Norwood, who emphasized the point of the rule is to prevent dealers from engaging in transactions with customers, not dealers, below the minimum, said the MSRB's idea is "unwarranted, harms liquidity and is inconsistent with the original purpose of the rule of customer protection."

Nicholas made a similar argument, saying that "the practical result of [the rule] denying dealers … flexibility is that dealers will be left with positions that will not trade and, therefore, dealers will not provide liquidity in certain situations."

He cited an example where a dealer buys a customer's liquidated position and then sells only a portion of that position to another customer to bring the second customer above the minimum denomination. Under the proposed rule, Nicholas says, the dealer could only sell the remaining part of the original liquidated position to one or more customers with an existing position in the issue and could not sell the remaining position to another dealer.

"BDA members believe that, in this instance, interdealer sales should be given the same treatment as customer sales," Nicholas said.

SIFMA additionally raised concerns about compliance costs to market participants from the rule and asked that the MSRB more effectively leverage its EMMA system to increase transparency related to below minimum denomination transactions. Part of that effort should be amending MSRB Rule G-32 on disclosures in connection to primary offerings to require the filing of minimum denomination information on EMMA on all transactions, according to SIFMA.

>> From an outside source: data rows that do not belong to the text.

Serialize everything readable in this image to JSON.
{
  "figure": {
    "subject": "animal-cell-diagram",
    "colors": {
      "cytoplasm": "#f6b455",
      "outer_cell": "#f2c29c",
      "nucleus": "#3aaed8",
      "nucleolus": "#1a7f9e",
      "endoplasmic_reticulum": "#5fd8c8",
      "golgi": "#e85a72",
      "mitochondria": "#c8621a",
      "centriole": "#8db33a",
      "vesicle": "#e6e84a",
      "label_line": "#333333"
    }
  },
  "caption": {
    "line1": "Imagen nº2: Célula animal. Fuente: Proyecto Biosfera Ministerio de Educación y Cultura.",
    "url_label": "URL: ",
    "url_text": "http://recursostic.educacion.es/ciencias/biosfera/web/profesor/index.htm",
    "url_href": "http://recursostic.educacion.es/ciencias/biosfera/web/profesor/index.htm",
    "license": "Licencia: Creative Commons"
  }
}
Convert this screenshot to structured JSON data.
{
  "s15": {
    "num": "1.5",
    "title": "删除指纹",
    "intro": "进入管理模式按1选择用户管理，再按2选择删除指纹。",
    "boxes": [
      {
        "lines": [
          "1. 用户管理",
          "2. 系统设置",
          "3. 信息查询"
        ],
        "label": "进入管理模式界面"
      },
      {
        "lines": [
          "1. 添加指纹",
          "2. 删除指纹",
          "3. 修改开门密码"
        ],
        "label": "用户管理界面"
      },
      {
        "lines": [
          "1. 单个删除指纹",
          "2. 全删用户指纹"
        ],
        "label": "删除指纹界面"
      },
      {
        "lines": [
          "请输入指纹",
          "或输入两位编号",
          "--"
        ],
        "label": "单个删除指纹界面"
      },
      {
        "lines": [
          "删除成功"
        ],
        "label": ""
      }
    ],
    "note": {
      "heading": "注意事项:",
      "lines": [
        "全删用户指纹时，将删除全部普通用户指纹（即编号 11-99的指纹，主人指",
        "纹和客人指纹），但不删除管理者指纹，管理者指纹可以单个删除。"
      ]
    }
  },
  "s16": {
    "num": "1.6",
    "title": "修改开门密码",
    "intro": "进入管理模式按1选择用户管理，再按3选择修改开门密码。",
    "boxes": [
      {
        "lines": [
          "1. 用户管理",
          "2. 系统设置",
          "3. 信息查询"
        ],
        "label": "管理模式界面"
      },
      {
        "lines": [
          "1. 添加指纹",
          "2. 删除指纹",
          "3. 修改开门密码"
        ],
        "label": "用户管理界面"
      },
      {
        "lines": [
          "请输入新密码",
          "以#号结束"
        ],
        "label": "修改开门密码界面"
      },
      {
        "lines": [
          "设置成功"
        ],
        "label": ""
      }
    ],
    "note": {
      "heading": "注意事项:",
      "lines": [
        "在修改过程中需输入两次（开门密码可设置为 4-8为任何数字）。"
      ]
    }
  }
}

In the proposed rule, the MSRB would eliminate a condition it had put into its two additional exceptions proposed in April that would have required a dealer's sale to a customer to be consistent with any restrictions in the issuer's official statements regarding increment amounts.

Commenters had said the increment condition would unnecessarily limit the transfer of positions held by customers instead of providing more flexibility.

The draft rule will also carry over provisions that applied to past exceptions and require a dealer to use account records it has or written statements the customer provides when the dealer is buying from or selling to a customer. Dealers will also still be required to give or send to purchasing customers written statements telling them that the quantity of securities being sold is below the minimum denomination for the bonds and that its below-minimum nature may adversely affect the liquidity of the customer's position.